Under the old apple-tree in full bloom sat my mother, darning small
socks; with her flaxen side-curls (as it was her fashion to wear them)
half-concealing her face. My emotion and astonishment were immense. My
heart beat fast. I felt its pulse in my temples, and my breath
was short.

At a little green table that I remembered well sat a small boy, rather
quaintly dressed in a by-gone fashion, with a frill round his wide
shirt-collar, and his golden hair cut quite close at the top, and rather
long at the sides and back. It was Gogo Pasquier. He seemed a very nice
little boy. He had pen and ink and copy-book before him, and a
gilt-edged volume bound in red morocco. I knew it at a glance; it was
_Elegant Extracts_. The dog Medor lay asleep in the shade. The bees
were droning among the nasturtiums and convolvulus.
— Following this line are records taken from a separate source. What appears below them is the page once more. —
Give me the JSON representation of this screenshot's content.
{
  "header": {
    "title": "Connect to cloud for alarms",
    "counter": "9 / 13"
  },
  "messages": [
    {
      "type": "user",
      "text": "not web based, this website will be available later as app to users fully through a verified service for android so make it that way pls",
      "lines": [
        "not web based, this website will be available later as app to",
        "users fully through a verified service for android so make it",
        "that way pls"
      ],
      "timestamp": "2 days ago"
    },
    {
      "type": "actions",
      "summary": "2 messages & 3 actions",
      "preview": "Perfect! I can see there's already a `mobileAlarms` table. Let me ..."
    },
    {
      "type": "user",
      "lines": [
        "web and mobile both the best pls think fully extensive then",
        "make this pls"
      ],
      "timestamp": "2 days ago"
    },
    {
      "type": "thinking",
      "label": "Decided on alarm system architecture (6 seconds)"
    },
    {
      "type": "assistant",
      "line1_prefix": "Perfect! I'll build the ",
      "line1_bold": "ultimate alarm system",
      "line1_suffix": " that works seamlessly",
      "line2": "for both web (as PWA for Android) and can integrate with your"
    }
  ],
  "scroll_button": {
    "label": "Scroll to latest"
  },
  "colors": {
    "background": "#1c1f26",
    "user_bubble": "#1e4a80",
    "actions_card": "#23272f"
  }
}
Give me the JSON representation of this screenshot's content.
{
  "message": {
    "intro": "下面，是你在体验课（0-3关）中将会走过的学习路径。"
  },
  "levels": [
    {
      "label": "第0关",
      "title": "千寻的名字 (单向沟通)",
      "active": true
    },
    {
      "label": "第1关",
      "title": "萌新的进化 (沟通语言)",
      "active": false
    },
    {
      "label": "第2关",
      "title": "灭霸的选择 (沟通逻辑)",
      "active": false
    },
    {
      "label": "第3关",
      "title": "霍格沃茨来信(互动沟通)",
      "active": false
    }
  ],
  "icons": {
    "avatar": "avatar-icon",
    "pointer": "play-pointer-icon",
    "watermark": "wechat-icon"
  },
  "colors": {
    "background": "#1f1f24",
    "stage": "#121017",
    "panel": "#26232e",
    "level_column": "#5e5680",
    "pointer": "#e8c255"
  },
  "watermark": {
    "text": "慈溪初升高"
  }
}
A little girl ran up the avenue from the porter's lodge and pushed the
garden gate, which rang the bell as it opened, and she went into the
garden, and I followed her; but she took no notice of me, nor did the
others. It was Mimsey Seraskier.

I went out and sat at my mother's feet, and looked long in her face.

I must not speak to her, nor touch her--not even touch her busy hand
with my lips, or I should "blur the dream."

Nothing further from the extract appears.